Francesca Sabatinelli – Città del Vaticano
Nel mondo lacerato da guerre e violenze, occorre “rimboccarsi le maniche per costruire la pace”. Lo scorso 1°gennaio, Giornata mondiale della pace, Papa Francesco, al primo Angelus del nuovo anno, ha rivolto il suo pensiero e le sue parole alle vittime innocenti dei conflitti, “alle giovani madri e ai loro bambini in fuga da guerre e carestie o in attesa nei campi per i rifugiati”, lanciando un appello ad andare a casa pensando alla pace e al perdono che “spegne il fuoco dell’odio”.
Perché le guerre si dimenticano
Le parole di Francesco risuonano sempre più isolate nel silenzio globale che sistematicamente scende sulle terre di conflitto e di violenza, su quelle che vengono definite guerre dimenticate ma sulle quali, fino a pochi mesi, puntava l’attenzione della comunità internazionale. Ma cosa accade da un certo punto in poi? Cosa fa sì che di colpo si smetta di parlare di Siria, di Afghanistan, che si continui a non parlare di Yemen, di Libia, delle regioni orientali dell’Ucraina, della violenza delle organizzazioni criminali in alcune società latino americane? Perché d’un tratto diventano guerre dimenticate? “Perché – spiega Luciano Bozzo, Professore di Relazioni Internazionali e Studi Strategici presso l’Università di Firenze – ogni qual volta scoppia un nuovo conflitto, o un conflitto si intensifica, o un conflitto, come è accaduto nel caso della Siria o dell’Afghanistan, pare essere giunto, per un motivo o per l’altro, a ‘conclusione’, l’attenzione dei media, superato il momento della crisi, si spegne, e quindi l’opinione pubblica si concentra su altre questioni”. A questo, continua Bozzo, va aggiunta l’attenzione mediatica che, attualmente in Occidente, è spostata totalmente sulla pandemia, “problema indubbiamente rilevante – precisa il docente – ma rilevante in quanto in un’ottica del tutto occidentale, perché i morti e i feriti colpiscono noi; perché ciò che è vicino, ciò che tocca direttamente, interessa ciascuno di noi più di quanto invece accade a migliaia di chilometri di distanza e che, peraltro, non ci viene rappresentato nella sua gravità”.

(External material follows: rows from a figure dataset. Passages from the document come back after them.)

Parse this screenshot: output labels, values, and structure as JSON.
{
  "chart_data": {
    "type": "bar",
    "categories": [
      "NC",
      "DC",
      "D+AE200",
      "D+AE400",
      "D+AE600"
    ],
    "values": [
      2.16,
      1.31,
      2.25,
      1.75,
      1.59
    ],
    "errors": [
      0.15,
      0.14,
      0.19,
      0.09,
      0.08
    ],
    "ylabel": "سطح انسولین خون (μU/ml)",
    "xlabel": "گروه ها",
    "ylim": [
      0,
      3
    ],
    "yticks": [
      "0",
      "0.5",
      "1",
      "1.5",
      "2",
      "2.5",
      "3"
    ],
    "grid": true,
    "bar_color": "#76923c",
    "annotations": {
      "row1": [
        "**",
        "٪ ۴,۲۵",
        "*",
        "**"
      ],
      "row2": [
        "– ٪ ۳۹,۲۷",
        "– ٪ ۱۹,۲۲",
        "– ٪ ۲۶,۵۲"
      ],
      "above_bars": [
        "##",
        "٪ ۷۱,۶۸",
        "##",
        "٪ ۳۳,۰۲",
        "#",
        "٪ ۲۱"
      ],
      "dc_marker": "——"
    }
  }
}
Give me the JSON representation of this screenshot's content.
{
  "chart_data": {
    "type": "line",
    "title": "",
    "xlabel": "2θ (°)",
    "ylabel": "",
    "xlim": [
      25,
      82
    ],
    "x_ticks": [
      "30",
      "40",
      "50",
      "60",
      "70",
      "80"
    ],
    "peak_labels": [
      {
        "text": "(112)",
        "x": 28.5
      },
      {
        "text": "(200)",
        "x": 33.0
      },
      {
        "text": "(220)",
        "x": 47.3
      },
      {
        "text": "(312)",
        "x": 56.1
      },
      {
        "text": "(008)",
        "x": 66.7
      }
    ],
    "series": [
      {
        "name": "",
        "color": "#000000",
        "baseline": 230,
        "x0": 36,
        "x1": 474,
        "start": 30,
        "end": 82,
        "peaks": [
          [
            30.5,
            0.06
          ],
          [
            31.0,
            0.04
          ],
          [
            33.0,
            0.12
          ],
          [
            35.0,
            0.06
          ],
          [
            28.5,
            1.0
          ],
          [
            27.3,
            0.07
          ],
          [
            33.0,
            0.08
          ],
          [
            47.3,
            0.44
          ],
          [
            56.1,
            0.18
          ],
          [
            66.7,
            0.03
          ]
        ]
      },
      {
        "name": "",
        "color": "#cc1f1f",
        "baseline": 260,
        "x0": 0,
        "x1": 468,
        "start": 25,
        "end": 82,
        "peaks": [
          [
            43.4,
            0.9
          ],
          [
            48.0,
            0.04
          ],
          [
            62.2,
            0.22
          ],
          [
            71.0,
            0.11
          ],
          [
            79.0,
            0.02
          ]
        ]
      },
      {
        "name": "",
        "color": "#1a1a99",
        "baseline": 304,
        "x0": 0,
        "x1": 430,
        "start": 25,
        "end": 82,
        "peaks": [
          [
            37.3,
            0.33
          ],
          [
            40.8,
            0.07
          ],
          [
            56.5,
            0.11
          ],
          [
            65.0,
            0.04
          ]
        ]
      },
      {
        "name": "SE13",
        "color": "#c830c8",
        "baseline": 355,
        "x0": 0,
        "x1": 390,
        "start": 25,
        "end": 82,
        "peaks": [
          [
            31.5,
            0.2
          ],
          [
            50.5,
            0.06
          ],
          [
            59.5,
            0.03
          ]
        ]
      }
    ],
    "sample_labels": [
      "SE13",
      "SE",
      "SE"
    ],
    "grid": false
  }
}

La comunità internazionale distratta dal Covid
“Papa Francesco – conclude Bozzo – non ha mai mancato di far sentire la propria voce, quando si è trattato di prendere una posizione, anche forte, anche politicamente scomoda, rispetto a conflitti armati, conflitti violenti. Sarebbe forse auspicabile che a questa voce se ne unissero altre, in Europa e fuori dall’Europa, e che si cominciasse a pensare seriamente ai conflitti e alle vittime innocenti di quei conflitti, a pensare ai Paesi in via di sviluppo, che rischiano di essere frenati dalla pandemia, e che soffrono anche i forti effetti del riscaldamento globale, che costringono le popolazioni che vivono su quei territori a spostarsi, semplicemente per un’esigenza di mera sopravvivenza”.